Some promising results

I can still remember not too many years ago when a forecasting expert I know was emphatic that neural networks, one of the most popular machine learning methods employed today, would never hold any promise for forecasting. In fact, for years only a few stubborn academics believed neural networks were worth studying at all. While neural networks showed some early success, they then fell out of favor during what has been called the AI Winter. My Canadian colleagues can be proud that this winter was thawed due to the contributions primarily of four professors funded by the Canadian Institute for Advanced Research (Cifar): Geoffrey Hinton and Yann LeCun at the University of Toronto, Yoshua Bengio at the University of Montreal, and the University of Alberta’s Richard Sutton.

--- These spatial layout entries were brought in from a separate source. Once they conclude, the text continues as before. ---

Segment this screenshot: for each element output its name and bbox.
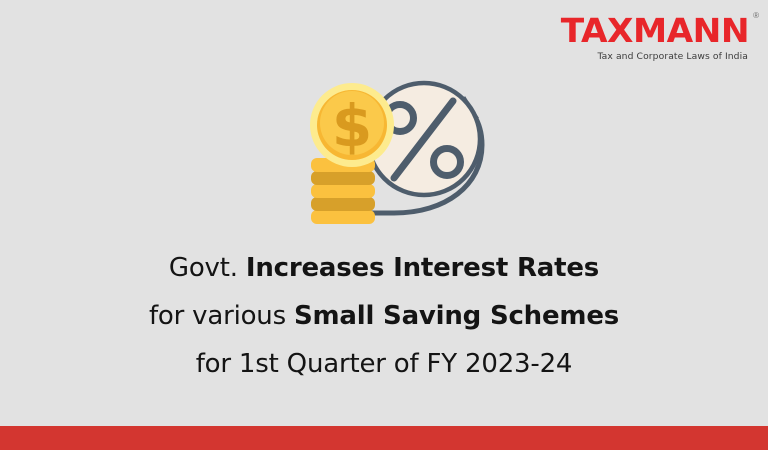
- coin-percent-illustration: $: [286, 66, 506, 231]
- footer-accent-bar: [0, 426, 768, 450]
- headline-line-2-bold: Small Saving Schemes: [294, 301, 619, 331]
- logo-wordmark-wrap: TAXMANN ®: [568, 14, 749, 49]
- headline-line-1-bold: Increases Interest Rates: [246, 253, 599, 283]
- banner-canvas: TAXMANN ® Tax and Corporate Laws of Indi…: [0, 0, 768, 450]
- logo-tagline: Tax and Corporate Laws of India: [568, 52, 748, 61]
- headline-line-2: for various Small Saving Schemes: [0, 292, 768, 340]
- dollar-sign-glyph: $: [332, 92, 372, 160]
- headline-block: Govt. Increases Interest Rates for vario…: [0, 244, 768, 388]
- taxmann-logo: TAXMANN ® Tax and Corporate Laws of Indi…: [568, 14, 748, 61]
- dollar-coin-icon: $: [310, 83, 394, 167]
- headline-line-3-regular: for 1st Quarter of FY 2023-24: [196, 349, 573, 379]
- headline-line-3: for 1st Quarter of FY 2023-24: [0, 340, 768, 388]
- headline-line-2-regular: for various: [149, 301, 294, 331]
- headline-line-1: Govt. Increases Interest Rates: [0, 244, 768, 292]
- coin-stack-icon: [311, 158, 375, 224]
- registered-trademark-icon: ®: [753, 12, 759, 20]
- logo-wordmark: TAXMANN: [561, 14, 749, 49]
- headline-line-1-regular: Govt.: [169, 253, 246, 283]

As Yuyang (Bernie) Wang of Amazon AI shared in his talk today, finally in 2012 AlexNet (a model with multiple layers of neural networks developed by one of Hinton’s graduate students) won the ImageNet competition, marking the heating up of interest in neural networks, which has showed no signs of slowing. Bernie went on to describe how they use neural networks for all kinds of applications of forecasting at Amazon AI. A particular kind of recurrent neural network, LSTM, adapts well to time series data, and Rob Stevens of First Analytics talked about some promising results his company has had using this model, after reading a paper by Walmart Labs on their success using LSTM.

A supply as a control system, with AI/ML as a control feature

Kinaxis cofounder Duncan Klett drew on his training as an engineer to lay out his premise that a supply chain is a control system. One example we all know is auto cruise control, which adjusts the throttle to maintain the speed we set. A supply chain also fluctuates, but the “control” is our response, and delay is the killer in a supply chain, blowing it up and leading to the bullwhip effect. If we can build a digital model of the entire supply chain, he maintains we can reduce delays and respond better instead of waiting to react. Our concurrent planning approach at Kinaxis provides this digital twin, and he explained how we use machine learning in RapidResponse in many ways, to predict things like lead times and yields, automation to allow the planner to focus on the exceptions, feature engineering to figure out which factors are important, and to enrich the forecasts with an extended feature set. We are using Shapley values to increase interpretability of the features to build trust with users. Better supply chain execution is the goal, such as reducing inventory and stock outs.

What is the forecast for AI/ML?

I have to go back tomorrow for the conference conclusion to hear the talk, “Forecasting Artificial Intelligence,” as well as to listen to the panel of speakers field questions from the audience about all the topics discussed. But given the scepticism on the value of AI/ML for forecasting I’ve heard from so many corners over many years, I was intrigued to hear genuine results reported today. If we can have reasonable expectations (no fairy dust allowed), then I agree with Makradakis’ positioning of Amara’s Law, that in the long run we are likely to have underestimated the effects of AI/ML for forecasting…and beyond.